Coming to Mosman soon. Another land amalgamation looks set to become an eight-storey apartment block, if approved.
By ANNA USHER
A developer wants to bulldoze four Mosman homes and build an eight-storey apartment block in their place, on the Cowles Road mega-lot Mosman Collective revealed last year.
The $16.23 million plan would clear four single-storey Federation semis at 92-98 Cowles Road and put 23 apartments, three basement parking levels and a building more than 27 metres tall in their place.

23 apartments will replace four homes at 92-98 Cowles Rd, Mosman.
Developer 380 Developments recently lodged the application with Mosman Council.
It is the first detailed look at what Cowles Road will look like in the coming years.
Three “affordable” flats unlock the extra height.
Three of the 23 apartments, all two-bedroom units, would be kept as affordable housing for 15 years, run by the community housing provider Bridge Housing. After that, they can return to the open market.
Those three flats are the key to the whole design.
The site’s height limit under Mosman’s new state-set rules is 22 metres.

92 Cowles Rd.

94 Cowles Rd.
A state government bonus for including affordable housing lifts that cap to 28.6 metres. The plans stop just under it, at 27.24 metres.
The same bonus pushes the floor area past the standard limit, allowing the developer to build a larger block than Mosman’s own rules would normally allow.
Neighbours call it a loophole.
Six neighbours objected during the public notification period, and several say the affordable housing is a device to grab height.
“Affordable housing aims won’t be achieved in the Mosman area,” wrote one objector, who owns a unit on Cowles Road. “It is simply an opportunity to increase the height of the building.”
The owner of another Cowles Rd home said the plans lean on “affordable housing bonus provisions to obtain approximately 30% additional height and floor space while delivering only three affordable housing dwellings.”
A resident of the Bridlewood Gardens block on Brady Street was blunter. “The only people to benefit will be the developer who will sell the units after 15 years … at a substantial profit,” they wrote.
See what’s planned for Cowles Rd:
The sharpest objection comes from directly next door, where a family with two young children backs onto the site.
The plans need three basement levels. The developer’s own geotechnical report indicates the dig may reach up to 10 metres into sandstone, about 3 metres from the shared boundary.
The family says that leaves their house roughly four metres from the edge of a 10-metre-deep excavation. They point out that the same report rates the risk “Very High” before any safeguards are added.
“Our privacy, the safety and amenity of our children, and the stability of our land are our central concerns,” the family wrote.

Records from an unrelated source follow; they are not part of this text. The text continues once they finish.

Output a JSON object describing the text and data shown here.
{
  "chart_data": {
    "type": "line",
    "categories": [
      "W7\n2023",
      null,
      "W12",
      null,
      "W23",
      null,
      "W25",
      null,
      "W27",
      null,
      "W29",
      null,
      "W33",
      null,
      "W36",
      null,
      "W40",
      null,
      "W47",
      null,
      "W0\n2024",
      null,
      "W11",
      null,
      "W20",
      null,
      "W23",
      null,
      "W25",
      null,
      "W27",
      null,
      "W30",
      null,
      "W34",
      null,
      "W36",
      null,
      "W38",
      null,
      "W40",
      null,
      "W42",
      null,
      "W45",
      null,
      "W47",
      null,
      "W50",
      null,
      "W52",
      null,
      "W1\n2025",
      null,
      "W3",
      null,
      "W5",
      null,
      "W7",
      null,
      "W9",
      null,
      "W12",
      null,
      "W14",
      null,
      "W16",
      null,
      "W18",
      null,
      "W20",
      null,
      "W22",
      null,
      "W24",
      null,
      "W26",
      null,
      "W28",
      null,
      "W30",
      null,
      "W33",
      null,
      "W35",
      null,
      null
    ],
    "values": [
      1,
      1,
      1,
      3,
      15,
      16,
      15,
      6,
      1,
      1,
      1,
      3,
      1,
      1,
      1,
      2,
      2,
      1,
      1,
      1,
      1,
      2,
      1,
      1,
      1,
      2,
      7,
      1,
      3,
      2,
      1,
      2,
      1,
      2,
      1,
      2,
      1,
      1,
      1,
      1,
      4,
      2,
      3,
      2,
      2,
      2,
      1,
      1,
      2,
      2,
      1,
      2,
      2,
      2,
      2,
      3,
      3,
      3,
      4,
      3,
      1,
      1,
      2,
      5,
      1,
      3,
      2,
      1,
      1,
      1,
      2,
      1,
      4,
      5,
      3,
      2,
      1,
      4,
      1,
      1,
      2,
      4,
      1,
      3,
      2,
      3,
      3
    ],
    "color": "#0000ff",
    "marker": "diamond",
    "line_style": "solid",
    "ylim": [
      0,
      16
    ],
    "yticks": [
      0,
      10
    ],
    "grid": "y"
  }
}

Developer 380 Developments recently lodged the DA with Mosman Council.
Plans are also in for flat buildings at 89-101 Cowles Road, across the street, and at 5-9 Bond Street, directly behind.
Last May, Mosman Collective revealed nine homes on Cowles Road, from numbers 92 to 108, had been bundled into a single $40 million “mega-lot” and marketed by JLL.
This application covers four of those nine. Two of the others, at 100 and 108, are now objecting to the construction next door.
The block would provide 33 car spaces. Mosman’s own controls call for 36.
The developer’s traffic report concedes on-site loading is “not possible,” so removalists, deliveries and garbage trucks would all stop on Cowles Road, a street neighbours already call a peak-hour bottleneck into Military Road.